I am sure all of us know of PSLE’s resignation le. Like Wesley said, I am ashamed myself of not having shown any concern towards him, have not asked him for his wellbeing, even through 师母 or anyone. For me is really that the last time I met him he was going to Malaysia so I didnt know when I could contact him. What a sad excuse. With that being said, hopefully all of us will really stand by him through this time and not condemn him for “deserting” his post. Fact of the matter is, what drove him to his inability carry on his duty of being our shepherd could be us (the WHOLE church). Seriously, we have been very unfair to him since it was announced that he will be coming to BLC. First, the hoohah that Pastor Lu is going away and the whole mandarin congregation treats it like it’s the end of the church. Over at the LCOR youths are threatening to come over to BLC to follow PSLE. Fortunately(unfortunately for our youths?), none ever did. Imagine PSLE spending his whole time teaching the people to turn towards God and instead they turn to him. Then at BLC people also threaten to follow Pastor Lu or not come to church. Luckily it has not happened. Then PSLE comes and he is willing to humble himself before God to let a younger Pastor (Pastor Yeung) to be 堂主任. Then the comparisons to Pastor Lu starts. Come on, people, he is and will never be PS Lu, and ditto vice versa. Even after nearly 2 years, he is still not being respected as a pastor and sometimes still being treated like an outsider. Then when his health problem comes, instead of showing concern, many people condemn him(of course la, he nvr see doctor of course one what.)(he always fast fast fast, see la). He is not so expressive of his pains and people view that with indifference. Thank God that Aunt Maria has stood by him and really is concerned about him, and the way I see has been one of his pillars of strength the past 2 years. Ditto that for most of our youths. Now that he is gone, people condemns him as a person who leaves his job of a pastor. Perhaps, but he is human after all. Maybe this is a test from God to us and him.

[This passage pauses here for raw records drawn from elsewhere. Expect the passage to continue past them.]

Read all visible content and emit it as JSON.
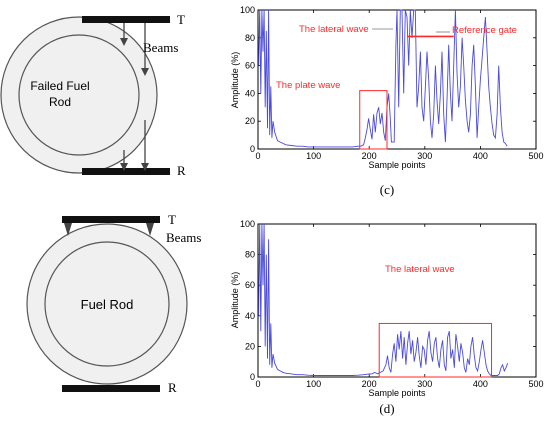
{
  "diagram_top": {
    "rod_label_line1": "Failed Fuel",
    "rod_label_line2": "Rod",
    "transmitter": "T",
    "receiver": "R",
    "beams": "Beams"
  },
  "diagram_bottom": {
    "rod_label": "Fuel Rod",
    "transmitter": "T",
    "receiver": "R",
    "beams": "Beams"
  },
  "chart_data": [
    {
      "type": "line",
      "panel_label": "(c)",
      "xlabel": "Sample points",
      "ylabel": "Amplitude (%)",
      "xlim": [
        0,
        500
      ],
      "ylim": [
        0,
        100
      ],
      "xticks": [
        0,
        100,
        200,
        300,
        400,
        500
      ],
      "yticks": [
        0,
        20,
        40,
        60,
        80,
        100
      ],
      "grid": false,
      "line_color": "#4a4ae0",
      "annotation_color": "#ff2a2a",
      "annotations": {
        "plate_wave": "The plate wave",
        "lateral_wave": "The lateral wave",
        "reference_gate": "Reference gate"
      },
      "plate_box": {
        "x": [
          183,
          232
        ],
        "y": [
          0,
          42
        ]
      },
      "reference_gate": {
        "x": [
          268,
          352
        ],
        "y": 81
      },
      "x": [
        1,
        3,
        5,
        7,
        9,
        11,
        13,
        15,
        17,
        19,
        21,
        23,
        25,
        27,
        30,
        35,
        40,
        45,
        50,
        60,
        70,
        80,
        90,
        100,
        110,
        120,
        130,
        140,
        150,
        160,
        170,
        180,
        185,
        190,
        193,
        196,
        199,
        202,
        205,
        208,
        211,
        214,
        217,
        220,
        223,
        226,
        229,
        232,
        235,
        238,
        240,
        245,
        248,
        250,
        253,
        256,
        259,
        262,
        265,
        268,
        271,
        274,
        277,
        280,
        283,
        286,
        289,
        292,
        295,
        298,
        301,
        304,
        307,
        310,
        313,
        316,
        319,
        322,
        325,
        328,
        331,
        334,
        337,
        340,
        343,
        346,
        349,
        352,
        355,
        358,
        361,
        364,
        367,
        370,
        373,
        376,
        379,
        382,
        385,
        388,
        391,
        394,
        397,
        400,
        403,
        406,
        409,
        412,
        415,
        418,
        421,
        424,
        427,
        430,
        433,
        436,
        439,
        442,
        445,
        448
      ],
      "values": [
        60,
        100,
        40,
        100,
        70,
        100,
        30,
        85,
        15,
        100,
        10,
        45,
        8,
        20,
        12,
        6,
        5,
        4,
        3,
        2.5,
        2,
        2,
        1.5,
        1.5,
        1.5,
        1.5,
        1.5,
        1.5,
        1.5,
        1.5,
        1.5,
        2,
        2,
        3,
        8,
        14,
        22,
        14,
        7,
        25,
        12,
        26,
        30,
        18,
        26,
        12,
        6,
        30,
        40,
        22,
        5,
        5,
        75,
        100,
        30,
        100,
        100,
        40,
        100,
        95,
        60,
        100,
        80,
        100,
        100,
        30,
        45,
        70,
        30,
        20,
        45,
        70,
        50,
        20,
        8,
        25,
        60,
        35,
        18,
        40,
        70,
        25,
        5,
        35,
        75,
        40,
        20,
        60,
        100,
        55,
        30,
        45,
        80,
        60,
        35,
        20,
        12,
        25,
        60,
        75,
        45,
        8,
        30,
        50,
        65,
        80,
        95,
        70,
        45,
        30,
        18,
        10,
        8,
        25,
        60,
        30,
        12,
        5,
        4,
        2
      ],
      "series": [
        {
          "name": ""
        }
      ]
    },
    {
      "type": "line",
      "panel_label": "(d)",
      "xlabel": "Sample points",
      "ylabel": "Amplitude (%)",
      "xlim": [
        0,
        500
      ],
      "ylim": [
        0,
        100
      ],
      "xticks": [
        0,
        100,
        200,
        300,
        400,
        500
      ],
      "yticks": [
        0,
        20,
        40,
        60,
        80,
        100
      ],
      "grid": false,
      "line_color": "#4a4ae0",
      "annotation_color": "#ff2a2a",
      "annotations": {
        "lateral_wave": "The lateral wave"
      },
      "lateral_box": {
        "x": [
          218,
          420
        ],
        "y": [
          0,
          35
        ]
      },
      "x": [
        1,
        3,
        5,
        7,
        9,
        11,
        13,
        15,
        17,
        19,
        21,
        23,
        25,
        27,
        30,
        35,
        40,
        45,
        50,
        60,
        70,
        80,
        90,
        100,
        110,
        120,
        130,
        140,
        150,
        160,
        170,
        180,
        190,
        200,
        205,
        210,
        215,
        220,
        225,
        230,
        233,
        236,
        239,
        242,
        245,
        248,
        251,
        254,
        257,
        260,
        263,
        266,
        269,
        272,
        275,
        278,
        281,
        284,
        287,
        290,
        293,
        296,
        299,
        302,
        305,
        308,
        311,
        314,
        317,
        320,
        323,
        326,
        329,
        332,
        335,
        338,
        341,
        344,
        347,
        350,
        353,
        356,
        359,
        362,
        365,
        368,
        371,
        374,
        377,
        380,
        383,
        386,
        389,
        392,
        395,
        398,
        401,
        404,
        407,
        410,
        413,
        416,
        419,
        422,
        425,
        428,
        431,
        434,
        437,
        440,
        443,
        446,
        449
      ],
      "values": [
        40,
        100,
        30,
        100,
        60,
        100,
        20,
        80,
        12,
        90,
        8,
        35,
        6,
        15,
        9,
        5,
        4,
        3,
        2.5,
        2,
        1.5,
        1.5,
        1.2,
        1,
        1,
        1,
        1,
        1,
        1,
        1,
        1,
        1.2,
        1.5,
        2,
        2,
        3,
        2,
        3,
        4,
        8,
        14,
        6,
        3,
        15,
        22,
        10,
        28,
        18,
        30,
        12,
        26,
        8,
        22,
        30,
        15,
        24,
        10,
        16,
        26,
        14,
        6,
        20,
        18,
        8,
        24,
        30,
        16,
        10,
        22,
        26,
        12,
        6,
        18,
        24,
        8,
        4,
        26,
        30,
        12,
        18,
        6,
        28,
        20,
        10,
        22,
        16,
        6,
        3,
        12,
        8,
        20,
        26,
        14,
        6,
        4,
        10,
        18,
        24,
        16,
        8,
        4,
        2,
        1,
        1,
        1,
        1,
        1,
        2,
        6,
        8,
        4,
        6,
        9
      ],
      "series": [
        {
          "name": ""
        }
      ]
    }
  ]
}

Now that PSLE is gone let’s hope we treat Pastor Yeung with more care and respect. It is really not easy to lead a church alone and I pray that personally I will be able to give her all my support. May God help us through these difficult times and help us grow in him.
p.s PSLE is only resigned, not gone. We will forever be his friends in God and let us keep in contact with him.
Yea. so I spoke my mind. Let’s hope God will help me continue keep up with this weekly 灵修。
ANY criticism, comments, welcome.
Please note that any criticisms I written apply to ME too.